Traditional high schools are working to meet the needs of a new breed of students—those graduating from the county's schools of choice that focus on self-direction.
"There is a healthy pressure put on high schools to decide, What are you going to do with children coming out of Da Vinci Academy?'" Superintendent Will Schofield said of one those schools of choice.
Recently, the school board approved proposals from three local high schools aimed at addressing the issue.
The programs were described as "a school within a school." The high schools will continue to offer traditional classes but also will include niche programs geared toward students' strengths and interests.
Sally Krisel, director of innovative and advanced programs for Hall County, said the programs were inspired by the Da Vinci Academy and other similar programs in Hall County. Da Vinci is a program for kindergarten through eighth grades that uses student interest in the arts and sciences as the foundation for advanced learning in all content areas. The school focuses on smaller class sizes and self-directed learning, and the proposals included the same.
Chestatee High School plans to develop a program called Renaissance Academy for Creative Enterprises. It would allow students to take college courses at the high school through a cohort set up by North Georgia College & State University in Dahlonega.
"They said the goal is that students will complete their freshman year of college by the time they graduate high school," Krisel said.
The program would be inquiry based and focus on technology. The school will begin accepting applications in February.
At West Hall High School, school leaders hope to create a program called the Innovation Institute. According to the proposal, students would continue to learn holistically, just as they did at Da Vinci Academy. The five classes would be taught by gifted-endorsed teachers, who plan to visit Da Vinci for inspiration this year.
Another component of the program is a plan for an Innovation Research Facility, which will be housed inside the school, Krisel said. The room will be outfitted with iPads, state of the art software and research material such as science probes.
Krisel said funds already were secured for the facility, and it will be available to all West Hall students.
The program will begin in the fall for about 25 freshman.
Johnson High School also made a proposal to the board to expand an already existing program. Last year, the school developed the International Scholars Academy. The proposal was to include a Da Vinci cohort, Krisel said.
The program at Johnson gives students an "international experience," Carter said. The curriculum last year was based on five regions of the world. If the focus was Africa, for example, student may learn about African authors in an English class or the history of the region in a world history class, he said.

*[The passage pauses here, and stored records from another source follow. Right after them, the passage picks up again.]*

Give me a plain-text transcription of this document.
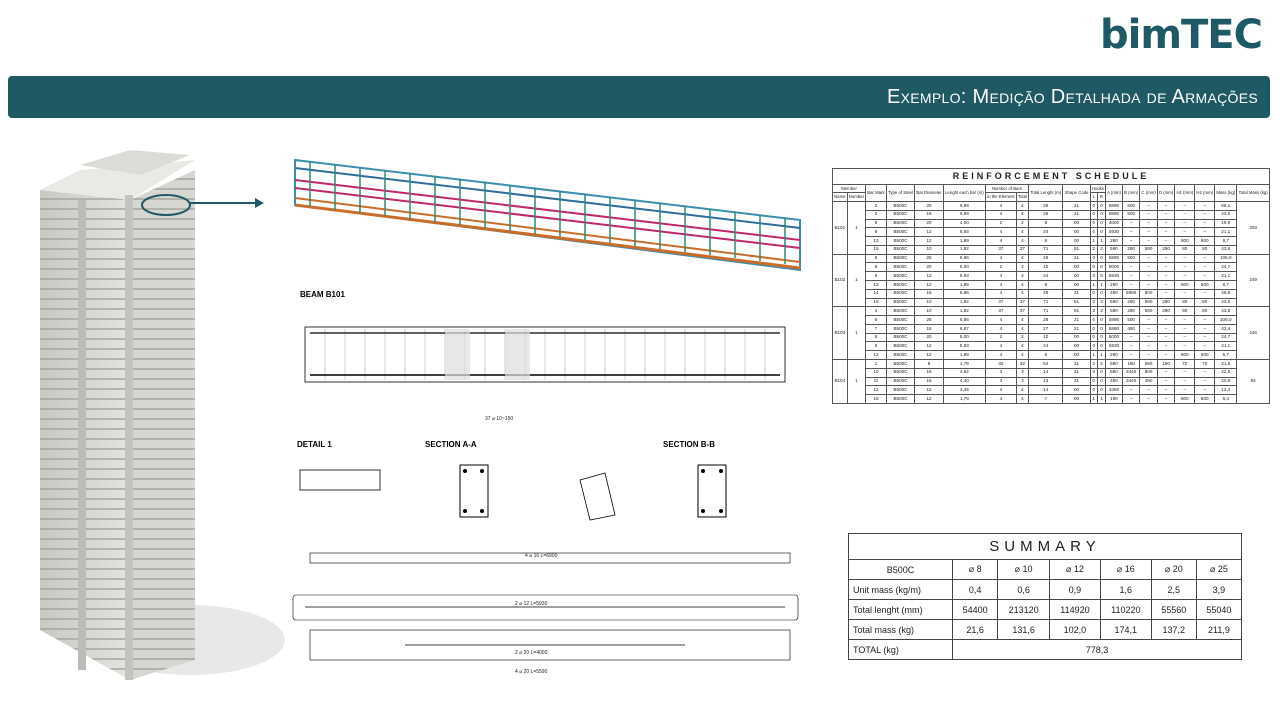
bimTEC
Exemplo: Medição Detalhada de Armações
BEAM B101
37 ⌀ 10~150
DETAIL 1	SECTION A-A	SECTION B-B
4 ⌀ 16 L=6900
2 ⌀ 12 L=5930
2 ⌀ 20 L=4000
4 ⌀ 20 L=5590
REINFORCEMENT SCHEDULE																			
Member		Bar Mark	Type of Steel	Bar Diameter	Lenght each bar (m)	Number of Bars		Total Lenght (m)	Shape Code	Hooks		A (mm)	B (mm)	C (mm)	D (mm)	H1 (mm)	H2 (mm)	Mass (kg)	Total Mass (kg)
Name	Number					in the Element	Total			L	R								
B101	1	2	B500C	20	6,89	4	4	28	21	0	0	5890	500	–	–	–	–	68,1	203
		3	B500C	16	6,89	4	4	28	21	0	0	5890	500	–	–	–	–	43,5	
		5	B500C	20	4,00	2	2	8	00	0	0	4000	–	–	–	–	–	19,9	
		9	B500C	12	5,93	4	4	24	00	0	0	5930	–	–	–	–	–	21,1	
		13	B500C	12	1,89	4	4	8	00	1	1	290	–	–	–	800	800	6,7	
		15	B500C	10	1,92	37	37	71	51	2	2	590	290	590	290	80	80	43,8	
B102	1	6	B500C	25	6,86	4	4	28	21	0	0	5890	500	–	–	–	–	106,0	249
		8	B500C	20	5,00	2	2	10	00	0	0	5000	–	–	–	–	–	24,7	
		9	B500C	12	5,93	4	4	24	00	0	0	5930	–	–	–	–	–	21,1	
		13	B500C	12	1,89	4	4	8	00	1	1	290	–	–	–	800	800	6,7	
		14	B500C	16	6,86	4	4	28	21	0	0	490	5890	800	–	–	–	46,8	
		15	B500C	10	1,92	37	37	71	51	2	2	590	290	590	290	80	80	43,8	
B103	1	4	B500C	10	1,92	37	37	71	51	2	2	590	290	590	290	80	80	43,8	246
		6	B500C	25	6,86	4	4	28	21	0	0	5890	500	–	–	–	–	106,0	
		7	B500C	16	6,87	4	4	27	21	0	0	5890	490	–	–	–	–	43,4	
		8	B500C	20	5,00	2	2	10	00	0	0	5000	–	–	–	–	–	24,7	
		9	B500C	12	5,93	4	4	24	00	0	0	5930	–	–	–	–	–	21,1	
		13	B500C	12	1,89	4	4	8	00	1	1	290	–	–	–	800	800	6,7	
B104	1	1	B500C	8	1,79	32	32	54	31	2	2	590	190	590	190	70	70	21,5	84
		10	B500C	16	4,62	3	3	14	21	0	0	580	3440	800	–	–	–	22,8	
		11	B500C	16	4,40	3	3	13	21	0	0	460	3440	490	–	–	–	20,9	
		12	B500C	12	3,45	4	4	14	00	0	0	3450	–	–	–	–	–	12,4	
		15	B500C	12	1,79	4	4	7	00	1	1	190	–	–	–	800	800	6,4	
SUMMARY						
B500C	⌀ 8	⌀ 10	⌀ 12	⌀ 16	⌀ 20	⌀ 25
Unit mass (kg/m)	0,4	0,6	0,9	1,6	2,5	3,9
Total lenght (mm)	54400	213120	114920	110220	55560	55040
Total mass (kg)	21,6	131,6	102,0	174,1	137,2	211,9
TOTAL (kg)	778,3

He explained that the lessons prepare students for a world studies track or the International Baccalaureate program by their junior year.
The Da Vinci program encouraged school leaders to engage students in a new way, Carter said.
"Before, high schools said this is what we've got and here's where you fit. But now students want to know What do you have to offer?'" Jason Carter, assistant principal of Johnson High School, said. "There's a demand for different pathways for students who want rigorous coursework to get them prepared for college at an early age."
The programs may have been inspired by Da Vinci and schools of choice in the district, but Krisel said anyone is free to apply.
She adds that each of the programs are expected to be implemented with little to no cost.
"It's not our intent to put in programs that depend on a high infusion of cash," she said.
Schofield said he was impressed by the solutions the school leaders presented.
"I haven't seen anything tonight that would be a deal breaker," he said, before the board unanimously approved the programs.
Krisel said school leaders hope their entire schools, and others across the district, will benefit from the new programs.
"They hope it will serve as a catalyst for innovative learning for all students," she said.